Our breasts cover our heart. If you have ever nursed a baby, it is clear that our breasts are not there for adornment, they are a primary organ of nurturance and sustaining life. They are enervated directly to our sexual center, one of our primary sensory organs to awakening libido. Their attraction, often confused with size or shape, is truly about how they connect us to our heart and the pieces of life that are most life affirming.

The rate of illness in this region of our body is mind boggling. Breast cancer affects one in eight women everyday. Heart disease kills one in four women. Just last spring, when I was called back to re-image a lump in my own breast, waiting in the hospital gown for a “better view” of what was happening in my breast, the truth of these numbers hit home. Any of us can become part of these statistics at any moment. And I knew, sitting there, that for the one woman out of eight who gets the unfortunate response of cancer, everything in her world and relationships shifts at that moment.

The physical illness that we aggressively treat with an incredible range of toxic chemotherapy or radiation therapy moves the focus to the symptoms and complications that these treatments exact. Life is consumed by the physical battle to sustain during these life challenging treatments. Many patients are left to deal with the emotional battles on their own.

This work of the heart is complex and layered. Whatever issues existed prior to the diagnosis have often yet to be understood and articulated, but now the more pressing fears and coming to terms with mortality and loss can overshadow everything. Few doctors who plan the medical attack on the cancer are equipped or have the time to explore this critical side of the illness.
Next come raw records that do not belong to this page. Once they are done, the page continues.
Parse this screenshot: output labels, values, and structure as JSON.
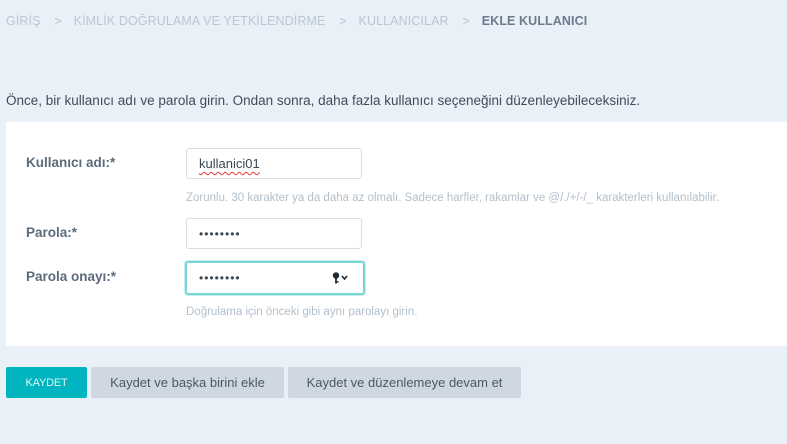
{
  "breadcrumb": {
    "items": [
      {
        "label": "GİRİŞ"
      },
      {
        "label": "KİMLİK DOĞRULAMA VE YETKİLENDİRME"
      },
      {
        "label": "KULLANICILAR"
      },
      {
        "label": "EKLE KULLANICI"
      }
    ],
    "separator": ">"
  },
  "intro_text": "Önce, bir kullanıcı adı ve parola girin. Ondan sonra, daha fazla kullanıcı seçeneğini düzenleyebileceksiniz.",
  "form": {
    "username": {
      "label": "Kullanıcı adı:*",
      "value": "kullanici01",
      "help": "Zorunlu. 30 karakter ya da daha az olmalı. Sadece harfler, rakamlar ve @/./+/-/_ karakterleri kullanılabilir."
    },
    "password": {
      "label": "Parola:*",
      "masked_value": "••••••••"
    },
    "password_confirm": {
      "label": "Parola onayı:*",
      "masked_value": "••••••••",
      "help": "Doğrulama için önceki gibi aynı parolayı girin.",
      "icon": "key-icon"
    }
  },
  "buttons": {
    "save": "KAYDET",
    "save_and_add": "Kaydet ve başka birini ekle",
    "save_and_continue": "Kaydet ve düzenlemeye devam et"
  },
  "colors": {
    "page_bg": "#eaf0f8",
    "accent": "#00b5c0",
    "focus_border": "#79d6d6",
    "secondary_button": "#cfd8e2"
  }
}
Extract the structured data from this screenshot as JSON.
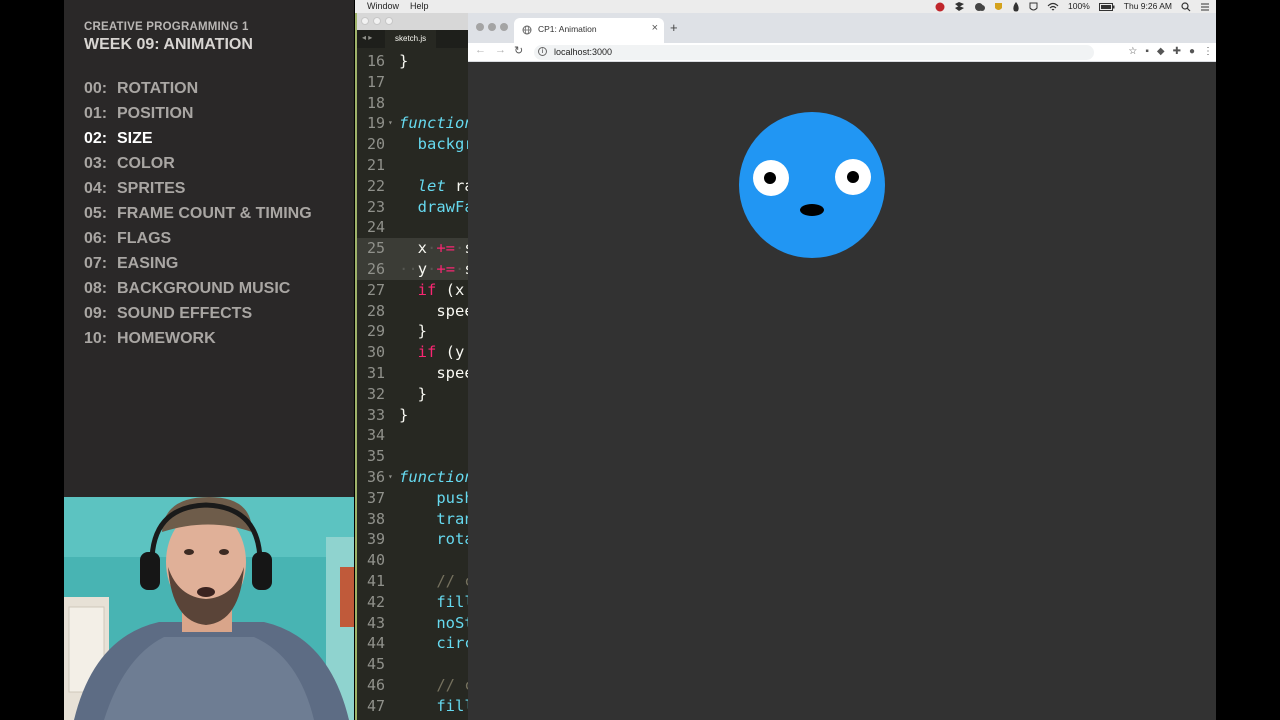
{
  "course": {
    "subtitle": "CREATIVE PROGRAMMING 1",
    "title": "WEEK 09: ANIMATION",
    "lessons": [
      {
        "num": "00:",
        "label": "ROTATION"
      },
      {
        "num": "01:",
        "label": "POSITION"
      },
      {
        "num": "02:",
        "label": "SIZE"
      },
      {
        "num": "03:",
        "label": "COLOR"
      },
      {
        "num": "04:",
        "label": "SPRITES"
      },
      {
        "num": "05:",
        "label": "FRAME COUNT & TIMING"
      },
      {
        "num": "06:",
        "label": "FLAGS"
      },
      {
        "num": "07:",
        "label": "EASING"
      },
      {
        "num": "08:",
        "label": "BACKGROUND MUSIC"
      },
      {
        "num": "09:",
        "label": "SOUND EFFECTS"
      },
      {
        "num": "10:",
        "label": "HOMEWORK"
      }
    ],
    "active_lesson": "02:",
    "active_color": "#ffffff"
  },
  "menubar": {
    "window": "Window",
    "help": "Help",
    "battery": "100%",
    "clock": "Thu 9:26 AM"
  },
  "editor": {
    "tab_arrows": "◂ ▸",
    "file_tab": "sketch.js",
    "lines": [
      {
        "n": "16",
        "text": "}"
      },
      {
        "n": "17",
        "text": ""
      },
      {
        "n": "18",
        "text": ""
      },
      {
        "n": "19",
        "text": "function"
      },
      {
        "n": "20",
        "text": "  backgr"
      },
      {
        "n": "21",
        "text": ""
      },
      {
        "n": "22",
        "text": "  let ra"
      },
      {
        "n": "23",
        "text": "  drawFa"
      },
      {
        "n": "24",
        "text": ""
      },
      {
        "n": "25",
        "text": "  x·+=·s"
      },
      {
        "n": "26",
        "text": "··y·+=·s"
      },
      {
        "n": "27",
        "text": "  if (x"
      },
      {
        "n": "28",
        "text": "    spee"
      },
      {
        "n": "29",
        "text": "  }"
      },
      {
        "n": "30",
        "text": "  if (y"
      },
      {
        "n": "31",
        "text": "    spee"
      },
      {
        "n": "32",
        "text": "  }"
      },
      {
        "n": "33",
        "text": "}"
      },
      {
        "n": "34",
        "text": ""
      },
      {
        "n": "35",
        "text": ""
      },
      {
        "n": "36",
        "text": "function"
      },
      {
        "n": "37",
        "text": "    push"
      },
      {
        "n": "38",
        "text": "    tran"
      },
      {
        "n": "39",
        "text": "    rota"
      },
      {
        "n": "40",
        "text": ""
      },
      {
        "n": "41",
        "text": "    // c"
      },
      {
        "n": "42",
        "text": "    fill"
      },
      {
        "n": "43",
        "text": "    noSt"
      },
      {
        "n": "44",
        "text": "    circ"
      },
      {
        "n": "45",
        "text": ""
      },
      {
        "n": "46",
        "text": "    // c"
      },
      {
        "n": "47",
        "text": "    fill"
      }
    ]
  },
  "browser": {
    "tab_title": "CP1: Animation",
    "tab_close": "×",
    "new_tab": "+",
    "back": "←",
    "forward": "→",
    "reload": "↻",
    "info": "i",
    "url": "localhost:3000",
    "toolbar_icons": [
      "star-icon",
      "extension-icon",
      "shield-extension-icon",
      "puzzle-icon",
      "profile-icon",
      "more-icon"
    ],
    "toolbar_glyphs": [
      "☆",
      "▪",
      "◆",
      "✚",
      "●",
      "⋮"
    ],
    "background": "#323232"
  },
  "sketch": {
    "face_color": "#2196f3",
    "eye_color": "#ffffff",
    "pupil_color": "#000000",
    "mouth_color": "#000000"
  }
}
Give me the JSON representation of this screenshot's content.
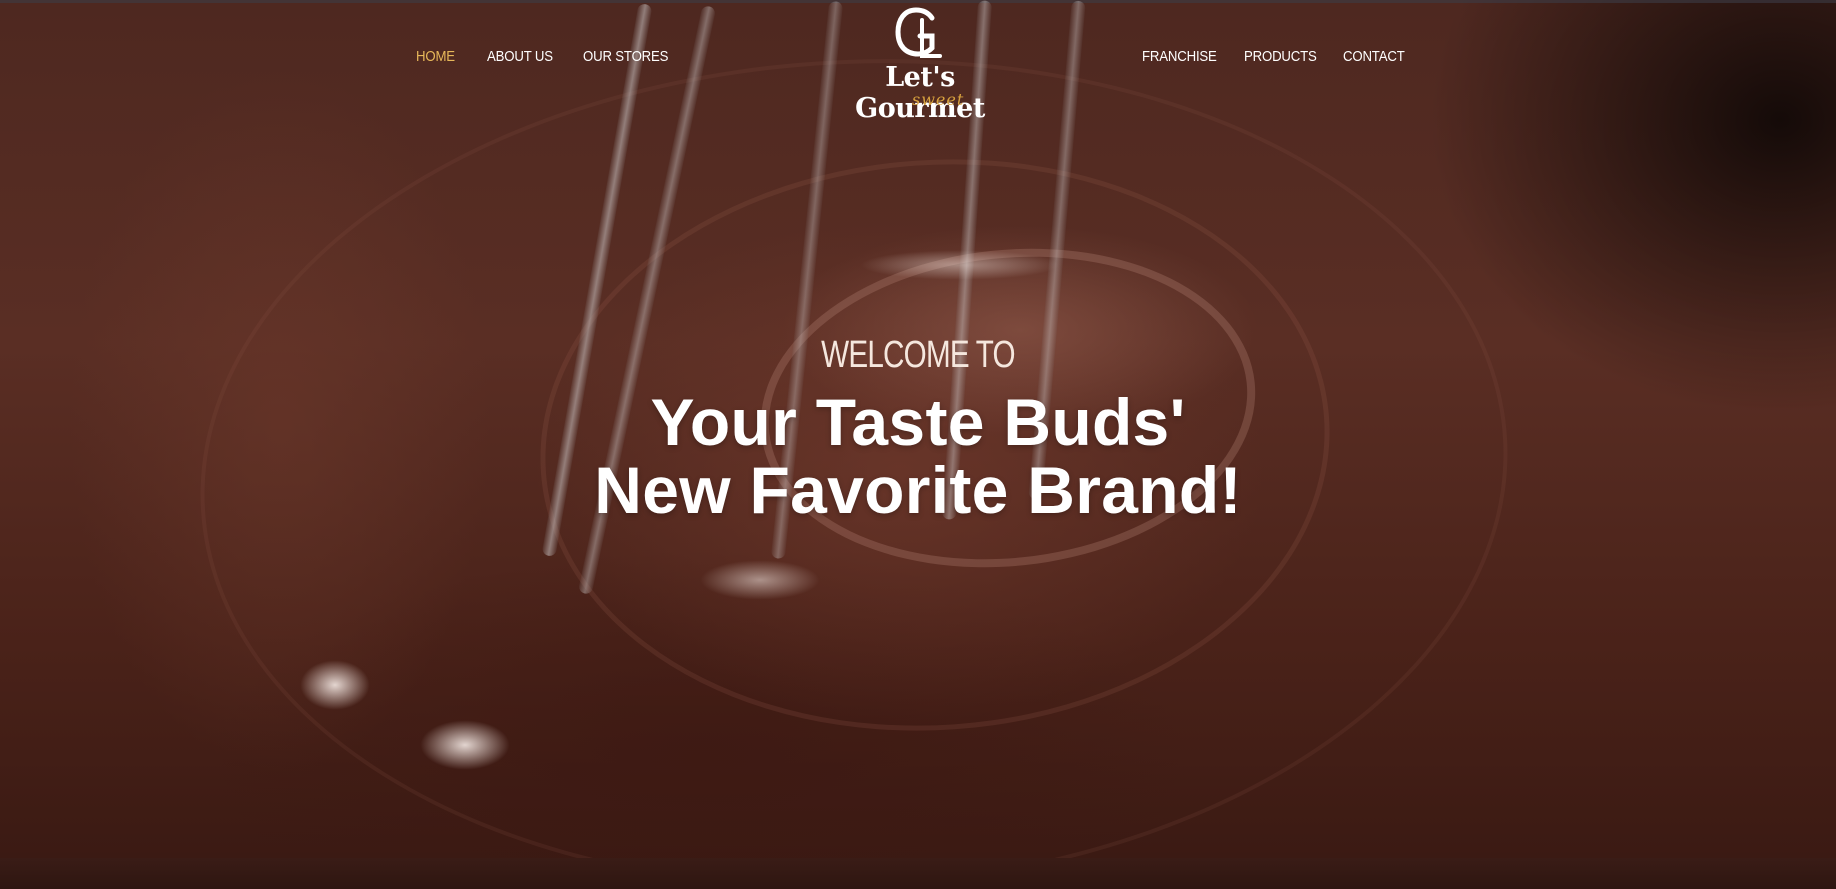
{
  "nav": {
    "left": [
      {
        "label": "HOME",
        "active": true
      },
      {
        "label": "ABOUT US",
        "active": false
      },
      {
        "label": "OUR STORES",
        "active": false
      }
    ],
    "right": [
      {
        "label": "FRANCHISE",
        "active": false
      },
      {
        "label": "PRODUCTS",
        "active": false
      },
      {
        "label": "CONTACT",
        "active": false
      }
    ]
  },
  "logo": {
    "name": "Let's Gourmet",
    "sub": "sweet",
    "mark": "GL"
  },
  "hero": {
    "welcome": "WELCOME TO",
    "headline_line1": "Your Taste Buds'",
    "headline_line2": "New Favorite Brand!"
  },
  "colors": {
    "accent": "#e7b85a",
    "logo_sub": "#d8a23e",
    "text": "#ffffff",
    "chocolate": "#4e2820"
  }
}
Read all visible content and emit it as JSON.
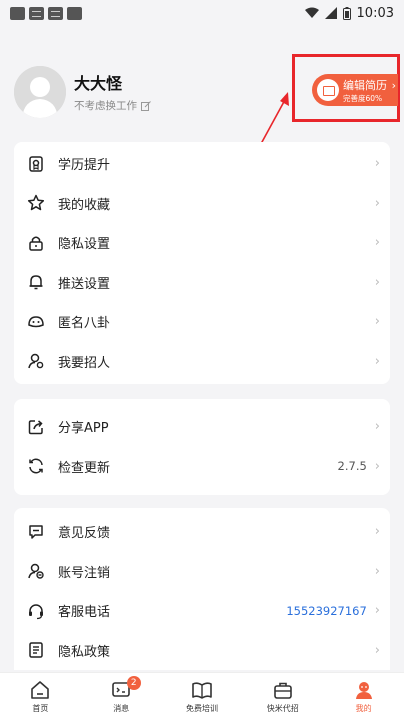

Even fewer recognize how much this work impacts recovery.

That sexual dysfunction issues are often ready companions to this difficult situation is not surprising considering the interruption of normal hormone production that the treatments precipitate. The results on a physical level are frequently the early onset of menopause, vaginal dryness and loss of libido. Combine this with the psychological damage of losing a breast, and the feeling of sexiness feels about as faraway as the days pre-diagnosis.

The irony of the situation is that the heart of the matter for most women is that serious illness of the heart region can often be linked to emotional distance and inability or unwillingness to share one’s emotional life. Love and intimacy are how we connect most deeply to our lives, our relationships and our life. The millions of reasons that we cannot or will not open up are as unique and individual as each woman’s struggle with disease. As we take time to honor the women who both survived and were lost to this disease, let us also give ourselves to the heart of the matter- choosing to love ourselves, our lives and the people who live with us.